Google and Blizzard are going to use the legendary video game StarCraft to teach artificial intelligence. The DeepMind division has been working with the game’s developer to create application programming interfaces (APIs), which A.I. developers can use to test out their projects in a complex real-time strategy game. The news hit during BlizzCon last week and the idea taps a new way to teach A.I.: video games.
“DeepMind is on a scientific mission to push the boundaries of A.I., developing programs that can learn to solve any complex problem without needing to be told how,” said Oriol Vinyals, research scientist at DeepMind. “Games are the perfect environment in which to do this, allowing us to develop and test smarter, more flexible A.I. algorithms quickly and efficiently, and also providing instant feedback on how we’re doing through scores.”

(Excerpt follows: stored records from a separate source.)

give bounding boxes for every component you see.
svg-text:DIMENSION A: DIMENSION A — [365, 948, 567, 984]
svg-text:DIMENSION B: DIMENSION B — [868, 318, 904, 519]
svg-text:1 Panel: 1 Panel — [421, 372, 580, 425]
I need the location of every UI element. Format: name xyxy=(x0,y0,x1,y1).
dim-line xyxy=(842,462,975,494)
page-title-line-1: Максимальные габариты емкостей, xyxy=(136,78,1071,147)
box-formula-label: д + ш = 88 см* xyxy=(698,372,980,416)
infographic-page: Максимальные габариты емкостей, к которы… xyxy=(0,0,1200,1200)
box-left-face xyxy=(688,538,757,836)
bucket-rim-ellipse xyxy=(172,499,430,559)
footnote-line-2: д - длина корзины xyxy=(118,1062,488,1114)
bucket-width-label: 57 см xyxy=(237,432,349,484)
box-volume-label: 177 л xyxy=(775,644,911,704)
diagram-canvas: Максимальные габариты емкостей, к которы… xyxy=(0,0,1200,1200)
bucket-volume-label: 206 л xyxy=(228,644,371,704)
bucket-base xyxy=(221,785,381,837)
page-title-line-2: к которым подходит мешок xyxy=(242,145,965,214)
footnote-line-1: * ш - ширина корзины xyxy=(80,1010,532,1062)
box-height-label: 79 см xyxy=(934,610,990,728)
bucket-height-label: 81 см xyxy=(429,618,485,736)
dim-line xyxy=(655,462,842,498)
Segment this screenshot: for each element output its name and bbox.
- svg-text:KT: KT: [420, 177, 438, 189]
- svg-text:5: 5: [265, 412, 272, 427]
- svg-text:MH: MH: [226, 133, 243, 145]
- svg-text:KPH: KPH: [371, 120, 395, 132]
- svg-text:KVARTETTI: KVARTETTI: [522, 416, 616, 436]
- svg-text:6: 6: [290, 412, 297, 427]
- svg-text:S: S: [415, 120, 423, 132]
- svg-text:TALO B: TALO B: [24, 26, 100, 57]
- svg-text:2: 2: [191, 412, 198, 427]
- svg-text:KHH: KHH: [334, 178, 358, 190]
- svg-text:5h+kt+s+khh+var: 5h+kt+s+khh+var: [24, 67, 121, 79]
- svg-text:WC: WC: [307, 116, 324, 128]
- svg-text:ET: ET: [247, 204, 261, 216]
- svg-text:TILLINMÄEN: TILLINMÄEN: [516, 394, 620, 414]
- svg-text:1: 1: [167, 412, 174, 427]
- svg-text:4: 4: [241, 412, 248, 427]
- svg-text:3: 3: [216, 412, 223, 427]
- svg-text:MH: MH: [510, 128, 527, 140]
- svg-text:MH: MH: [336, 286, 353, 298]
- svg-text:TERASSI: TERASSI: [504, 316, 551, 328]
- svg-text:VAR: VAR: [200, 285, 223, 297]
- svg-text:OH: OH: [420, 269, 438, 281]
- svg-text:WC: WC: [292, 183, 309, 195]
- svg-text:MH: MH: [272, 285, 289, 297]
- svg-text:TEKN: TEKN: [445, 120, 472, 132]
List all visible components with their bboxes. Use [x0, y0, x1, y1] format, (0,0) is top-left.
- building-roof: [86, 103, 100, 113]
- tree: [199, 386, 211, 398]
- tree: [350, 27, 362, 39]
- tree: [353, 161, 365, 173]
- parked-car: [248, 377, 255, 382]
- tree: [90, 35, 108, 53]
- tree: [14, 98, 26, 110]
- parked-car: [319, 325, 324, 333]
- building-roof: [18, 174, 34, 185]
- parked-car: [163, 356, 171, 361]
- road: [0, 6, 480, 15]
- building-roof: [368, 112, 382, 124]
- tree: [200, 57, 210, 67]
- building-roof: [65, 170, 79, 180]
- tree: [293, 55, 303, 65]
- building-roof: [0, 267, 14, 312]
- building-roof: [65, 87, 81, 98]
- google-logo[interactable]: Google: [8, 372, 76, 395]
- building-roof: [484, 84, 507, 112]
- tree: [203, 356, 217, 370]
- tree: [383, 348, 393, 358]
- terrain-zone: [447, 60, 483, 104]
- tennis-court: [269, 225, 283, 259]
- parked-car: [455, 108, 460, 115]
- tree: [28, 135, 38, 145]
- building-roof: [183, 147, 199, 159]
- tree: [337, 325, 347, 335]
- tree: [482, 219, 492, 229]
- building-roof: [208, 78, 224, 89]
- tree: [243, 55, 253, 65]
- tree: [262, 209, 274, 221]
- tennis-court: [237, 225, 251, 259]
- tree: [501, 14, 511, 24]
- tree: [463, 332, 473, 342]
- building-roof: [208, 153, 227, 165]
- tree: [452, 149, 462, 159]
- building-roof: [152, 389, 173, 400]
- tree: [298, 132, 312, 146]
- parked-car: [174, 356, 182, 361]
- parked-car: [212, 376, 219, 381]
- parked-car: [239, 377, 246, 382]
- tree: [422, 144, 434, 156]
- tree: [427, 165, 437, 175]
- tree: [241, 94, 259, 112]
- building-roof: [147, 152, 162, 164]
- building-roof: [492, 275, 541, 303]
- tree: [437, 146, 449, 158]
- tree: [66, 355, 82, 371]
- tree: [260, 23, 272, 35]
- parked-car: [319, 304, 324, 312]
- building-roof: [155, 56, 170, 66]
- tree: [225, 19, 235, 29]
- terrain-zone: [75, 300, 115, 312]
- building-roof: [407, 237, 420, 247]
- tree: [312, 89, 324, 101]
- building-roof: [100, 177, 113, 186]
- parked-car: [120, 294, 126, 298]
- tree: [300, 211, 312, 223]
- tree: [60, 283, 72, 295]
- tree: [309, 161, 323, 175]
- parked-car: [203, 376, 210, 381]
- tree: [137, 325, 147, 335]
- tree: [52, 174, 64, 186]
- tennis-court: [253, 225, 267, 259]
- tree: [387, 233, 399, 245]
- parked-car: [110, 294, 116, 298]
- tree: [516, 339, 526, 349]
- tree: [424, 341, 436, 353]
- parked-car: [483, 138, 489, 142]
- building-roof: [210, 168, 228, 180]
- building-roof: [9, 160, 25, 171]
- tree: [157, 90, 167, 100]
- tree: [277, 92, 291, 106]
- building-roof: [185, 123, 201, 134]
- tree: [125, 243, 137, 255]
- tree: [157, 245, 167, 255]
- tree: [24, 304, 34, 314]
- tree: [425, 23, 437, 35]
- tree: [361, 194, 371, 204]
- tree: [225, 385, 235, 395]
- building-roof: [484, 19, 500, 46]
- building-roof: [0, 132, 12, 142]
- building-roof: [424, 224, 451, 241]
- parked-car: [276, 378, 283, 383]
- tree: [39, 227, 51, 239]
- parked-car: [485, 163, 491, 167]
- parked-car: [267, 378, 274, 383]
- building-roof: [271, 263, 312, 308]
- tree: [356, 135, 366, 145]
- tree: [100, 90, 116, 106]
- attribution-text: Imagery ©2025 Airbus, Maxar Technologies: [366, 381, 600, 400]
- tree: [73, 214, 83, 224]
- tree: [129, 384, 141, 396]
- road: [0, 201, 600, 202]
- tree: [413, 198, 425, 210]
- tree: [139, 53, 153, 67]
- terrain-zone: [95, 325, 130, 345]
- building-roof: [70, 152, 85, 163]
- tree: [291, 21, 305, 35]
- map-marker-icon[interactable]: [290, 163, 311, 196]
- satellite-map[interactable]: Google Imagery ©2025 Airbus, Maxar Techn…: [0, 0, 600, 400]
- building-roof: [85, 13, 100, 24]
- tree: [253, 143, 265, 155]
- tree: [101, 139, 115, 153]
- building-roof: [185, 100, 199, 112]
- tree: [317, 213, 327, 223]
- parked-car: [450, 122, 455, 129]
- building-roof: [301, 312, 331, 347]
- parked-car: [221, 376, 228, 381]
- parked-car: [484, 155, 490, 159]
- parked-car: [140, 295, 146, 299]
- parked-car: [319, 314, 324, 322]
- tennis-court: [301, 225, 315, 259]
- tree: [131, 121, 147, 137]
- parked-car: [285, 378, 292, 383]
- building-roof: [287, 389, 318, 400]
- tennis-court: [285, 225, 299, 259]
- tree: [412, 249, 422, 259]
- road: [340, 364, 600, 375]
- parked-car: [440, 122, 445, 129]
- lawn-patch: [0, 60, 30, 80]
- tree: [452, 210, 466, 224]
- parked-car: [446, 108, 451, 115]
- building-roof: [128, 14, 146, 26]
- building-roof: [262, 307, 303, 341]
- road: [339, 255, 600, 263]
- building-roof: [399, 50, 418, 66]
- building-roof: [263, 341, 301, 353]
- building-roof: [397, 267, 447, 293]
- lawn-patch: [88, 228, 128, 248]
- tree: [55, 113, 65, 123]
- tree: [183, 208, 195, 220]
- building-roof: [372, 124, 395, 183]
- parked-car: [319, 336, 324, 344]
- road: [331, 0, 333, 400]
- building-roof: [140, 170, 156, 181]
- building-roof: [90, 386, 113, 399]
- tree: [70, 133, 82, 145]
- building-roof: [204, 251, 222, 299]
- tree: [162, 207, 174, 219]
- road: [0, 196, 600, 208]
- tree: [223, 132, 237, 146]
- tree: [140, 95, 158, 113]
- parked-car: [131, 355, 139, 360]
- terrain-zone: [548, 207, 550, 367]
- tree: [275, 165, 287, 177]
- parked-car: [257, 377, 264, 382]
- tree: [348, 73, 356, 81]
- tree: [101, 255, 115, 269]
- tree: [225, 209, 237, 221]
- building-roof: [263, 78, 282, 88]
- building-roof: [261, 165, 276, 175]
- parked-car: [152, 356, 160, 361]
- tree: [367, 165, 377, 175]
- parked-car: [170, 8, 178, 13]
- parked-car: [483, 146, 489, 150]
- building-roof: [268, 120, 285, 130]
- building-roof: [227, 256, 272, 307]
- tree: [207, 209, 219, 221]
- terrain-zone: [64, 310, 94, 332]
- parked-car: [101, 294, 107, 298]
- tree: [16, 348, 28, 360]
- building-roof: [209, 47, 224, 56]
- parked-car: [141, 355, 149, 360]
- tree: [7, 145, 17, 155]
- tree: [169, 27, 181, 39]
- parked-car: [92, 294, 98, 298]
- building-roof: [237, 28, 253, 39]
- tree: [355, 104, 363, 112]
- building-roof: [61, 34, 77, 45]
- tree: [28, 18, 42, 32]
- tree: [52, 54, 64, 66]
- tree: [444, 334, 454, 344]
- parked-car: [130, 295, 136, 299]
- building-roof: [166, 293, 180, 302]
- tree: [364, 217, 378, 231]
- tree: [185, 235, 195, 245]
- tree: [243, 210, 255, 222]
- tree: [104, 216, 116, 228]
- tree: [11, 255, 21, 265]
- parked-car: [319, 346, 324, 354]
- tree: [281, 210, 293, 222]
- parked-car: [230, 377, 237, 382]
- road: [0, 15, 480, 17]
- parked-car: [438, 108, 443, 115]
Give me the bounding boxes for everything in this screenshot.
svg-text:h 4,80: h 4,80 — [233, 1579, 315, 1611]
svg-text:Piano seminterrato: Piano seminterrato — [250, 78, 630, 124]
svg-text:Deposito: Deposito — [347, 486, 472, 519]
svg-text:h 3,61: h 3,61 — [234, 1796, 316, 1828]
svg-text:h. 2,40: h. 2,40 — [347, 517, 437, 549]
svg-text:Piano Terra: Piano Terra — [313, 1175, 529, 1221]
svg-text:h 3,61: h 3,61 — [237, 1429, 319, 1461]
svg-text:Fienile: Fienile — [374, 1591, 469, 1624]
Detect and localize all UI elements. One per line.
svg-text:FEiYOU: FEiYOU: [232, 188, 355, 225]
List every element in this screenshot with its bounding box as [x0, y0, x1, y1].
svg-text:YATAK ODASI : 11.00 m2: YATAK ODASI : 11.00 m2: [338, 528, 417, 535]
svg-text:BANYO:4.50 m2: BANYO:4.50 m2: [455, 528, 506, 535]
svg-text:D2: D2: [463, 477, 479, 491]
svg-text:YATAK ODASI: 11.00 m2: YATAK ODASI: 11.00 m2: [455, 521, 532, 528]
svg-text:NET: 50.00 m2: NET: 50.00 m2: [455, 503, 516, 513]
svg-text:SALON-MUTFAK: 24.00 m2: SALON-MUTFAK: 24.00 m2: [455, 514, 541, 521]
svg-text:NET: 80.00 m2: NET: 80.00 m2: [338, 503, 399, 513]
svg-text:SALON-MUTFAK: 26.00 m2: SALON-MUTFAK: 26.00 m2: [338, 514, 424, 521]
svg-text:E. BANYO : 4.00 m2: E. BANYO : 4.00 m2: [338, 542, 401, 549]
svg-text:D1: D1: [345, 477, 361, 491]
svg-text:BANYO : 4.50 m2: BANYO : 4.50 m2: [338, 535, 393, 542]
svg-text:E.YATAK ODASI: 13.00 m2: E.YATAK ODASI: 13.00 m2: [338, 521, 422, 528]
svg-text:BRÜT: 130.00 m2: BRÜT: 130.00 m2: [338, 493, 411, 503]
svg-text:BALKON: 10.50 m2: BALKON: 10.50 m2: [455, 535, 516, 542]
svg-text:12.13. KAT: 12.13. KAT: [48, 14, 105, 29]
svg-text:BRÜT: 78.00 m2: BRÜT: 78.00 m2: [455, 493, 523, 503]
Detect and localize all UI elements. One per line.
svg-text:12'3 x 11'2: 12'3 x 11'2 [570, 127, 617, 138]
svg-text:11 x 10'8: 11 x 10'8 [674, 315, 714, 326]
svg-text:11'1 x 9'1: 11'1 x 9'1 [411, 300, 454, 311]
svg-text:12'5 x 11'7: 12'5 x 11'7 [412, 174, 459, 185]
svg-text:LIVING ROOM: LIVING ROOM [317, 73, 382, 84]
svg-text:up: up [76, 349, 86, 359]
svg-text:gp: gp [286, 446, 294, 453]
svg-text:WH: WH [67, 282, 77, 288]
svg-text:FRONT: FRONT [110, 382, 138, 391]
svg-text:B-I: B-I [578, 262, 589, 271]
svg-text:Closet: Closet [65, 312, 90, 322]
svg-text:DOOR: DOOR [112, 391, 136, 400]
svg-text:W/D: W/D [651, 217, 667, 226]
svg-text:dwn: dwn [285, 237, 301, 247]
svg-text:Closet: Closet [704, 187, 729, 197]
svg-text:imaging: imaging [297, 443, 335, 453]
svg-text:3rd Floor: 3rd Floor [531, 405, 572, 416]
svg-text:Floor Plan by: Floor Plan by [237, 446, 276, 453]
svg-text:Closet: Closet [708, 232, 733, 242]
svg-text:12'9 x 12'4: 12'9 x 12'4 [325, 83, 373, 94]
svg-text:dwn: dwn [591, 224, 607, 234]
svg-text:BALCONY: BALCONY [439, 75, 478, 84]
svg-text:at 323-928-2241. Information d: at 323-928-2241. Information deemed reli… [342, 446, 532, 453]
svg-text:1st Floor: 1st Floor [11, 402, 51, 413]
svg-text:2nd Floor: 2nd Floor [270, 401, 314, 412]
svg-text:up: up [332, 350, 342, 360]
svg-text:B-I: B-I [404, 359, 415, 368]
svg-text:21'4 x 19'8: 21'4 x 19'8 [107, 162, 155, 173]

The game is a good fit, as it pushes A.I. to its limits in a number of ways. Players need to plan for several moves ahead, adapting their end goals as the game progresses, and even simple repetition tasks will vary slightly. For example, creating an attacking base requires the A.I. to click the interface in varying ways, while also co-ordinating resources.
Video games are a useful way of training A.I. in simulated environments. In September, Intel revealed it was using Grand Theft Auto to train self-driving car A.I., as the city of Los Santos provided an accurate depiction of real world road layouts. In more traditional games, Google was able to create a system capable of beating a human at the game Go a full decade sooner than expected.
It’s unlikely that a computer will be able to beat a human at StarCraft II any time soon, but the newly-developed “curriculums” will be useful of measuring how A.I. progresses in its training. Researchers will be able to use pre-provided tools to put their projects through their paces by setting challenges and benchmarks.
“We’re really excited to see where our collaboration with Blizzard will take us,” Vinyals said.